We had some discussions on how to keep the claims persistent. Originally it’s proposed to keep the claims in central DB. central DB will provide a global view and will be more robust, but it will impact performance for each periodic task. Later, it’s suggested to keep in sqlite first which will provide much better performance and can be extended to central DB in future.

Data model impact

A sqlite table (claim table) is created to keep the claim. Below is the data model to be used in sqlite. Although defined with sqlite type, but it should similar to central DB also:

id: INTEGER host: TEXT node: TEXT instance_uuid: TEXT vcpus: INTEGER memory_mb: INTEGER disk_gb: INTEGER pci: TEXT resize_target: INTEGER created_at: TEXT

The resize_target is to distinguish the resources claims in the same host for the same instance, when resize in the same host. It is in fact a boolean value stored as integers 0 (false) and 1 (true).

The created_at is the timestamp when the claim is created. It’s a ISO 8601 format string.

Another table is created to keep the claim format version information. table_name: TEXT version: INTEGER

This table has only one entry, with the table_name as “claims” and the version is the version of the claims in the claim table. As stated above, the upgrade code knows about the schema of each version and knows how to upgrade between versions.

REST API impact

No.

Security impact

No.

Notifications impact

No.

Other end user impact

No.

Performance Impact

No for this BP since we will not cover the DB solution.

Other deployer impact

A new configuration ‘claim_db’ will be added to define how the sqlite database is stored on disk. It will be a relative path to state_path configuration item. The default value is claim.sqlite, which means $state_path/claim.sqlite.
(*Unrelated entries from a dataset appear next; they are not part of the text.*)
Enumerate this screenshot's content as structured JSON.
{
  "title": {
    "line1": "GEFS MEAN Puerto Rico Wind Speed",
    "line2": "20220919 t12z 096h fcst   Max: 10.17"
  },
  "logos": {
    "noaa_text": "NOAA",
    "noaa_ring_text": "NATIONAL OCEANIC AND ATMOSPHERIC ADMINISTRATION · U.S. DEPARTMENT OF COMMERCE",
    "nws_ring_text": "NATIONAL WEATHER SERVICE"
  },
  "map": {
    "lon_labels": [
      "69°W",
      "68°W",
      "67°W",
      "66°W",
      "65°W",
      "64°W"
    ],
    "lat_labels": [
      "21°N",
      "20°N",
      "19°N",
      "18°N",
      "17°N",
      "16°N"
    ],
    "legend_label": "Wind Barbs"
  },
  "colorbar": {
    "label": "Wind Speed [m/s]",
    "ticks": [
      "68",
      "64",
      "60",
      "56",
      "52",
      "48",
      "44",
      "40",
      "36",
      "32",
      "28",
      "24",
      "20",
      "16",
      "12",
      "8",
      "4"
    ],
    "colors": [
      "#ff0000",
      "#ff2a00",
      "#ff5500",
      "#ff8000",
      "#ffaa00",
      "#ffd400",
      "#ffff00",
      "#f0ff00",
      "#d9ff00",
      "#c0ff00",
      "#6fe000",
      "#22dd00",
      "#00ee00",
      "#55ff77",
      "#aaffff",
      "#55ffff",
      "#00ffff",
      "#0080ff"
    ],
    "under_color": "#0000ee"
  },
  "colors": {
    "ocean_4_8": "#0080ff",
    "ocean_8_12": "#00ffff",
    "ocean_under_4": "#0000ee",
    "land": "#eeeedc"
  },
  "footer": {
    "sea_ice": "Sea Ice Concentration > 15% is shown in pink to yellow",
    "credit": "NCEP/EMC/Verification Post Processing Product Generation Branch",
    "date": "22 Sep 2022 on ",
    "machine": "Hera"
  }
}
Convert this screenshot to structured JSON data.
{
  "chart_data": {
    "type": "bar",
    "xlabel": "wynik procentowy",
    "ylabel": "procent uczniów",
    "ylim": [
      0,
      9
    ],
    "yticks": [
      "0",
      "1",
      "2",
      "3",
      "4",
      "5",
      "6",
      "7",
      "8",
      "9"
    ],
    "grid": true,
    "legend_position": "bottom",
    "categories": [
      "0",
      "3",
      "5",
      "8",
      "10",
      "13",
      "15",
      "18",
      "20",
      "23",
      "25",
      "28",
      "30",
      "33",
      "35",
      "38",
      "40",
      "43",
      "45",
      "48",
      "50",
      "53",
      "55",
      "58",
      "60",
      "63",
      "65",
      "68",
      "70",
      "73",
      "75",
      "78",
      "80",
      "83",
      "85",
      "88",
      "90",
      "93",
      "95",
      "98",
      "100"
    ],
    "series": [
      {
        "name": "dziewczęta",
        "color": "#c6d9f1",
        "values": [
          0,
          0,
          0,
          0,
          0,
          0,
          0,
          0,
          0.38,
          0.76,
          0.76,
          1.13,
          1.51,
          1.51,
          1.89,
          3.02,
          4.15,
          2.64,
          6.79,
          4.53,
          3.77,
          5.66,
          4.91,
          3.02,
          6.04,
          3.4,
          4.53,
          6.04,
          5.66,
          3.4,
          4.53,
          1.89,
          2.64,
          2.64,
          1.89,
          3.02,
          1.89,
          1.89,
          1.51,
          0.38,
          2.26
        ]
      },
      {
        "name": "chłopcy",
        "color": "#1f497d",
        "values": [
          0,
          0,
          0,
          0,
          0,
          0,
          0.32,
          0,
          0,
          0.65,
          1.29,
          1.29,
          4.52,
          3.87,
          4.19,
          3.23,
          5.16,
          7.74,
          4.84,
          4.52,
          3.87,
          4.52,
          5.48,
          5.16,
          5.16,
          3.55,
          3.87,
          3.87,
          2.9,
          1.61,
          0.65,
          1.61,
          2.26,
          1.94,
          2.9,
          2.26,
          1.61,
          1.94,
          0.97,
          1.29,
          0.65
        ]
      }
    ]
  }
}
A new configuration ‘claim_expiry_time’. A claim that has been created for ‘claim_expiry_time’ seconds and not is not associated with a instance or migration object is an orphan claim and will be released. The default value is 300 seconds.

Developer impact

No

Implementation

Assignee(s)

Primary assignee:

yunhong-jiang

Work Items

  • Claims persistent code.

  • Update the resource tracker.

Dependencies

No

Testing

We should have test code to check the sqlite is really populated correctly.

Documentation Impact

The documentation should be updated to describe the ‘claim_db’ configuration, where is the sqlite db lives now. Also the documents should describe how the upgrade works according to the “Proposed change” section.